Friday, July 24, 2009

Circuit for wireless doorbell transmitter circuit

The transmitter circuit is made up of two building blocks - the 303MHz RF oscillator and the 32 kHz crystal controlled oscillator.

The 303MHz oscillator consists of a self-oscillating circuit made up of the coil on the PC board and a 9p (9 puff) capacitor (actually 4p and 5p in parallel).
The circuit starts-up by the transistor producing noise. This rising-and-falling signal on the collector is passed to the parallel tuned circuit (the tank circuit) and the base sees a very smooth sine wave at a frequency of 303MHz.
This sine wave is then amplified by the transistor and this is how the 303MHz frequency is generated.
Now we come to the purpose of the 15microhenry choke on the tank circuit.
When the circuit oscillates, it takes a larger and small amount of current.
This current passes through the choke and the turns produce a back- emf or back voltage that fights against the flow (change) in current. The end effect is a voltage created at the point where the choke is connected to the track-work on the board. This effectively allows the track work to produce a waveform and since the frequency of this wave is very high, a percentage of the energy is radiated into the air as electromagnetic energy.
The choke allows the track-work to effectively rise and fall while providing a very low resistance path for the flow of current during certain parts of the cycle.

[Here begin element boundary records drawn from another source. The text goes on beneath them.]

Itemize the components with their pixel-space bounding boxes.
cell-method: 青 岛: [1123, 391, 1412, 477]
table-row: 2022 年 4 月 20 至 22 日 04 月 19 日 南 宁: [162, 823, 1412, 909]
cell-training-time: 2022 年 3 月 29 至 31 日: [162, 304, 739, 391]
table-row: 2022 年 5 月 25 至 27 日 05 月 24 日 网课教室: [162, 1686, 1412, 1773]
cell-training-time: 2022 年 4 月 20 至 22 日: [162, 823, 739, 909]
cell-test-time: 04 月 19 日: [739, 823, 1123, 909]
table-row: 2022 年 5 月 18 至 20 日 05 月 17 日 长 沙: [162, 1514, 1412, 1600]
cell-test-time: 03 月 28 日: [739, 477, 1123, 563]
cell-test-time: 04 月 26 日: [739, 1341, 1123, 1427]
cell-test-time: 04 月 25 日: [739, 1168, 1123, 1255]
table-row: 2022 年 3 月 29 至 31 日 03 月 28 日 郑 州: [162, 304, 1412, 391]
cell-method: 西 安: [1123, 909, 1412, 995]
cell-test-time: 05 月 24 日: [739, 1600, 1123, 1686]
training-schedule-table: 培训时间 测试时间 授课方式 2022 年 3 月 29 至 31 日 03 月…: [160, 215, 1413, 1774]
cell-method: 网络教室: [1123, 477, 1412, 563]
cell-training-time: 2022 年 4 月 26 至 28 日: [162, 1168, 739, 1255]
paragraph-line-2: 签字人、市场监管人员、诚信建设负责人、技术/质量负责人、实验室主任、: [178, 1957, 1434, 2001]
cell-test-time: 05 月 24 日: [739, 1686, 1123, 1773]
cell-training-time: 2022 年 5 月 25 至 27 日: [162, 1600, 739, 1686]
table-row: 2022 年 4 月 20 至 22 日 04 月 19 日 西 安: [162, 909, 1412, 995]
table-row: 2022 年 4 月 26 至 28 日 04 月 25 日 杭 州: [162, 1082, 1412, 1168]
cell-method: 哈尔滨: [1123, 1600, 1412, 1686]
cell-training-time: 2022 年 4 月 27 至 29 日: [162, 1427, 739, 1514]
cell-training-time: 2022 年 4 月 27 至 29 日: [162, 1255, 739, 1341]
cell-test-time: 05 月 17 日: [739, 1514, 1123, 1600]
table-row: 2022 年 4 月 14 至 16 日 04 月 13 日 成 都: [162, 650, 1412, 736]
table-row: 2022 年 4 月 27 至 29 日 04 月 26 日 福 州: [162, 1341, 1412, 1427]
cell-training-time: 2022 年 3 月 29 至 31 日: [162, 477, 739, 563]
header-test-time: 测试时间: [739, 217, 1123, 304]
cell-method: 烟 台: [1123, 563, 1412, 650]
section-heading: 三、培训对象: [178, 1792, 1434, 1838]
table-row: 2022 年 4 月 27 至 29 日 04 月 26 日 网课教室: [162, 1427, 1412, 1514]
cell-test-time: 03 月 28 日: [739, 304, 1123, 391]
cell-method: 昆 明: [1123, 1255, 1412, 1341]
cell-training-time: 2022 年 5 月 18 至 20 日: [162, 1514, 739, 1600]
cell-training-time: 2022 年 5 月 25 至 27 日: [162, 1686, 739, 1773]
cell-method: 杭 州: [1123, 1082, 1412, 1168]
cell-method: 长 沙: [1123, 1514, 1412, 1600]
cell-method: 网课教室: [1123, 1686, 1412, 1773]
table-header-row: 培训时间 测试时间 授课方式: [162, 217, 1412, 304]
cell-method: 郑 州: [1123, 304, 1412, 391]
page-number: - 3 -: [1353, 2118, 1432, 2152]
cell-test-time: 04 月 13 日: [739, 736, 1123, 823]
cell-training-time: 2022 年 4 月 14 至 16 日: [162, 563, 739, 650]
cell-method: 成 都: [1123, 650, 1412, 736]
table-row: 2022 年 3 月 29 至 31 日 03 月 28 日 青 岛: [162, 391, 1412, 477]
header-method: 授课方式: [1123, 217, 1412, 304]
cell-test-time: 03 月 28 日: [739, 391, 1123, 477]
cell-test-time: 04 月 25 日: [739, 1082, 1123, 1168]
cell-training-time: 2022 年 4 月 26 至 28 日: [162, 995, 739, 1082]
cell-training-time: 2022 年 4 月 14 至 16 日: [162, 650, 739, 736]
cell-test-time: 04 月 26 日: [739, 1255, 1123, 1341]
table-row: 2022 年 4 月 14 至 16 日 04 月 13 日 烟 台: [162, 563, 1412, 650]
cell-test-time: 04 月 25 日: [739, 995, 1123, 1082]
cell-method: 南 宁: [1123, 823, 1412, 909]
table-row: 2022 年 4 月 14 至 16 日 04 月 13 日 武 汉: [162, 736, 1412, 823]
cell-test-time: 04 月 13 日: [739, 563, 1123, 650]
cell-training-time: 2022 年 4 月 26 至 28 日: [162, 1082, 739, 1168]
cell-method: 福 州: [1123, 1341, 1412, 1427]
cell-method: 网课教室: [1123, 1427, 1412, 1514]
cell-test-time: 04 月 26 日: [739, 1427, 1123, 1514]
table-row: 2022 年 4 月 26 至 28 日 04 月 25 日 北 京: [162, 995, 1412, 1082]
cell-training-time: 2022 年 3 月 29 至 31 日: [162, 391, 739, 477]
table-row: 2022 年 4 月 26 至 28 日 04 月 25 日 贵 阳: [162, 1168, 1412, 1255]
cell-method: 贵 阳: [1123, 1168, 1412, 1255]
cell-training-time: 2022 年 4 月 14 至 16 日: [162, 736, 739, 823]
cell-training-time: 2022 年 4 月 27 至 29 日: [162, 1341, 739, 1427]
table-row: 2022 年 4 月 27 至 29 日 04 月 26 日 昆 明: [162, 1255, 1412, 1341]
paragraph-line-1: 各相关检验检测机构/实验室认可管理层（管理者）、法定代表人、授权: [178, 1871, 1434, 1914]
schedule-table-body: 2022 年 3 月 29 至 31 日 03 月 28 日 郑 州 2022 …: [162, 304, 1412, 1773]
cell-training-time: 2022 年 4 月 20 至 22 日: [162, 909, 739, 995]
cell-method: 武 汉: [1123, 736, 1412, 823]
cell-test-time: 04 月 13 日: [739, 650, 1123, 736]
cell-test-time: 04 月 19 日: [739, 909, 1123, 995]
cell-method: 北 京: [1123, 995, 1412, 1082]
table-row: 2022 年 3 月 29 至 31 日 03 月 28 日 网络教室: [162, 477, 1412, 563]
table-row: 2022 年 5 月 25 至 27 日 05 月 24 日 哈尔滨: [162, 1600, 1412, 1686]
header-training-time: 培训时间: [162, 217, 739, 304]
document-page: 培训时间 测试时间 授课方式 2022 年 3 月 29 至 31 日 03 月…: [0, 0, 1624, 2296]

The second building block is the crystal oscillator.
This is made up of a two-stage DC coupled amplifier with feedback via the 2n2 and crystal.
If the crystal is removed, the oscillator is seen as producing very narrow spikes with a frequency determined by the 2n2.
When the crystal is added, the frequency increases (because the effect of the 2n2 and crystal in series creates a lower capacitance than 2n2) and as it rises, the amplitude of the feedback signal increases until it reaches a maximum at the resonant frequency of the crystal. The crystal exhibits the lowest impedance (the highest capacitance) at the resonant frequency. This is how the circuit stabilizes at the frequency of the crystal.
When the device is turned on, the 150k on the base of the second transistor turns the transistor on.
The third transistor has 0.65v on the collector and the base also receives very close to 0.65v, via the 220k resistor.
The third transistor is not fully turned on and it produces a small amount of noise. This noise is passed to the second transistor and appears on the collector. The collector passes this noise to the base of the third transistor and the noise very rapidly increases to a maximum.
It comes to a point where the waveform above is generated and the reason why the spikes are so narrow is easy to explain.
When the middle transistor changes from an OFF state to an ON state, the capacitor will be partially charged and the voltage on the end connected to the base of the third transistor will drop about 6v and put a negative voltage on the base of the third transistor. This will keep it off and the middle transistor will be kept ON via the 150k base-resistor.
The capacitor will gradually charge in the opposite direction via the 220k and 150k and when the base of the third transistor sees about 0.6v, it begins to turn ON.
This causes the middle transistor to turn OFF and the collector voltage rises. This causes the capacitor to charge and create a current-flow in the base of the third transistor. Both transistors are now turned ON and the capacitor charges very quickly via the 12k and base-emitter junction of the third transistor. This creates the very narrow high-period in the waveform.

When the push button is pressed, the circuit produces a 303MHz carrier with a 32 kHz tone.
The receiver detects the 32 kHz and turns on a SOUND chip.